How does the system behave as the number of pods increases?
Analyze the time complexity of scheduling pods with different QoS classes.
apiVersion: v1
kind: Pod
metadata:
name: example-pod
spec:
containers:
- name: app
image: nginx
resources:
requests:
memory: "200Mi"
cpu: "500m"
limits:
memory: "500Mi"
cpu: "1"
This pod requests and limits resources, which affects its QoS class (Guaranteed, Burstable, or BestEffort).
Identify the loops, recursion, array traversals that repeat.
- Primary operation: Scheduler checks each pod's resource requests and limits to assign QoS class.
- How many times: Once per pod during scheduling, repeated for all pods in the cluster.
As the number of pods increases, the scheduler must evaluate each pod's resource specs to assign QoS.
| Input Size (n) | Approx. Operations |
|---|---|
| 10 | 10 QoS evaluations |
| 100 | 100 QoS evaluations |
| 1000 | 1000 QoS evaluations |
Pattern observation: The number of operations grows directly with the number of pods.
Time Complexity: O(n)
This means the scheduler's work to assign QoS classes grows linearly as more pods are added.
[X] Wrong: "Assigning QoS classes happens instantly regardless of pod count."
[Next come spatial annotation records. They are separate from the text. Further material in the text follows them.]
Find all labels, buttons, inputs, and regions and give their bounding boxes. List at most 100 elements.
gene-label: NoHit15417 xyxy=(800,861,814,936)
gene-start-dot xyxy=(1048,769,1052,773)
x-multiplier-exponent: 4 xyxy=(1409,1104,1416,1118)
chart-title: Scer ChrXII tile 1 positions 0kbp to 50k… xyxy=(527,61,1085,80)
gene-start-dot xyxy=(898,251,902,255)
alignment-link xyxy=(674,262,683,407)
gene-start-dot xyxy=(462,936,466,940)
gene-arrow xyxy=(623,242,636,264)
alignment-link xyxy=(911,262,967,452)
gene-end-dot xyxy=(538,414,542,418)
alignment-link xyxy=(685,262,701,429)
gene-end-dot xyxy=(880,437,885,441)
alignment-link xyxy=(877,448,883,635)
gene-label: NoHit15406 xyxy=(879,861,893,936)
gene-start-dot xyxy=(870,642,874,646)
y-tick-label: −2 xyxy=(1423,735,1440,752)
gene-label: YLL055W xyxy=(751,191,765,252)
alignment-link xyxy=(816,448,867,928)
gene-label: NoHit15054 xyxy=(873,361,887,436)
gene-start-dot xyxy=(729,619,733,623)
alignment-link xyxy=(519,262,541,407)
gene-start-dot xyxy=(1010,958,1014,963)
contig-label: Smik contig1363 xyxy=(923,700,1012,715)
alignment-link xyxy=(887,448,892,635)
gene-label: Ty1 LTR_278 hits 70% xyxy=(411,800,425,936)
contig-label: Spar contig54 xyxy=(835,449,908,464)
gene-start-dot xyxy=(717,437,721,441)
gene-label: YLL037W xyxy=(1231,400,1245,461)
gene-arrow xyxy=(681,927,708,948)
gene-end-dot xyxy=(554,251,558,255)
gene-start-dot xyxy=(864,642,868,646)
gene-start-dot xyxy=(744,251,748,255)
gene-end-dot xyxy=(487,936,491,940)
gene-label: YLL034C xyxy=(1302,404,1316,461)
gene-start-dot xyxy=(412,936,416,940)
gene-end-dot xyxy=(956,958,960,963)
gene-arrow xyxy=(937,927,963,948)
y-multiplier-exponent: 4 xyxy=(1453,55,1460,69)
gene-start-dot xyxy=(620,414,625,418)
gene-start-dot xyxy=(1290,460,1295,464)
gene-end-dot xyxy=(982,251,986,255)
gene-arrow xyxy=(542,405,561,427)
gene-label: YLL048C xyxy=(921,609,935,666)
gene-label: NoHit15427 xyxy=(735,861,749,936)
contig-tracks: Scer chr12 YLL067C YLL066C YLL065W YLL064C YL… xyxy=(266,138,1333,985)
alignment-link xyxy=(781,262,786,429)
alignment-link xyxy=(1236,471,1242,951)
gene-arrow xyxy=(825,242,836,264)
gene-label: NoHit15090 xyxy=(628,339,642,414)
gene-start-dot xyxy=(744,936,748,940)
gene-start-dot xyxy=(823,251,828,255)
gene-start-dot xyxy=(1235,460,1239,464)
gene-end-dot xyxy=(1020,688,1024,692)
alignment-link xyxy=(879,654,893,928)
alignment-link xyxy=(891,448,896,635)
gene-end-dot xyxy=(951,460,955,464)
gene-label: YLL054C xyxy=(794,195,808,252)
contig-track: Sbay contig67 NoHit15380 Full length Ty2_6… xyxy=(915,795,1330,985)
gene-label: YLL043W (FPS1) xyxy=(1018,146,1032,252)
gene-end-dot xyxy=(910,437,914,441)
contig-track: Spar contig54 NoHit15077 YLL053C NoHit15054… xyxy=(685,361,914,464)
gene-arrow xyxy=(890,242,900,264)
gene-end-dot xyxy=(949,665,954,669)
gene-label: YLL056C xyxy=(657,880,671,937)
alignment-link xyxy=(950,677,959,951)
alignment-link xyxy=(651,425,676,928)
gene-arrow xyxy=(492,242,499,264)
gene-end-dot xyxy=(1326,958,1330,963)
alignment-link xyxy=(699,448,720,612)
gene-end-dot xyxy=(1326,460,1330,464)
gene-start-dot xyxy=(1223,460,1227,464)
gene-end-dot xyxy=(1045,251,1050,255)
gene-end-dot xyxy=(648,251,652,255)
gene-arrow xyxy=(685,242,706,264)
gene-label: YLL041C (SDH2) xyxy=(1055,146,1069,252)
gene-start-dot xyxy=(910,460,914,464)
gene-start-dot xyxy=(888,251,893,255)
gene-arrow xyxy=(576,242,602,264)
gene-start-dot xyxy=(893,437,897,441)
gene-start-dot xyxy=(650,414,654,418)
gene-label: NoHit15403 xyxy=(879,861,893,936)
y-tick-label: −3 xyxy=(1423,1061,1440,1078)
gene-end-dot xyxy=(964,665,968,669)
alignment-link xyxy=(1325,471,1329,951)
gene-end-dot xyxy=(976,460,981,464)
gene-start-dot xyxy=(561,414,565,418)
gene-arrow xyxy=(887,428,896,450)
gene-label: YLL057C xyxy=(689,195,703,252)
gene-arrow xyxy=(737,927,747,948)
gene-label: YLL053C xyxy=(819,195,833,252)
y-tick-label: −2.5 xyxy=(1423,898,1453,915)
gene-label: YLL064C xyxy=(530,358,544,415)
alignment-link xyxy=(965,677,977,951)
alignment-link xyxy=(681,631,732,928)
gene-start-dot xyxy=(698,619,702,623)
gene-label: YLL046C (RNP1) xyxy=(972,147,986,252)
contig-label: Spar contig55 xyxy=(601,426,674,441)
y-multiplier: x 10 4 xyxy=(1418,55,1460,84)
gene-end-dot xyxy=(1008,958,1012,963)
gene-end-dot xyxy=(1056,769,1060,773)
[OK] Correct: Each pod must be checked individually, so more pods mean more work for the scheduler.
Understanding how Kubernetes schedules pods and assigns QoS classes helps you explain resource management clearly in real-world scenarios.
"What if the scheduler cached QoS classes instead of recalculating each time? How would the time complexity change?"